À l’image d’une séquence filmée suivant les déambulations quotidiennes d’une Parisienne, Nicolas Di Felice a imaginé une proposition de garde-robe à porter du matin au soir. Les silhouettes évoluent dans une rue à la fois familière et surréaliste, imaginée par le directeur artistique et son collaborateur de longue date, le scénographe Rémy Brière. À chaque instant, leur allure se fond dans les ambiances sonores capturées à Paris et mêlées aux notes d’une bande originale co-composée avec Erwan Sene. Vingt-quatre heures s’écoulent dans la vie d’une femme Courrèges.

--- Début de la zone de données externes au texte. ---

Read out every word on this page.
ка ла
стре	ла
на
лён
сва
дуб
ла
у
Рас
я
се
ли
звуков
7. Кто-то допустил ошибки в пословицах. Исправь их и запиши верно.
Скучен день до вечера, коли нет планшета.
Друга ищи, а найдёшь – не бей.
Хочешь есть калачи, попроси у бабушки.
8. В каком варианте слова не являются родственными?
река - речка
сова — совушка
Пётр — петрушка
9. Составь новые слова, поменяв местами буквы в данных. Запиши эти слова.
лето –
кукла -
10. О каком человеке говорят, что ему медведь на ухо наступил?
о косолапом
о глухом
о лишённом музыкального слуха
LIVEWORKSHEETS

D’un geste, le drap l’enveloppe, formant une robe pour l’entracte. Le jour se lève dans la blancheur du satin, le corps s’étirant avec aisance sur le tissu hybride. Ces pièces s’inspirent des archives de la maison des années 1960 à 1980, laissant progressivement place à des manteaux de jour. Leurs multiples boutons-pression, leurs coupes trapézoïdales, leurs ensembles en vinyle, leurs zips injectés et autres détails de confection sont empruntés aux codes de la maison.
La journée se poursuit. Des références urbaines ornent les silhouettes, brodées de tickets de métro en organza et de denim effet caviar. Libérées et dynamiques, elles évoquent les films de Chantal Akerman et célèbrent le passage du temps, glissant d’un ascenseur à un taxi.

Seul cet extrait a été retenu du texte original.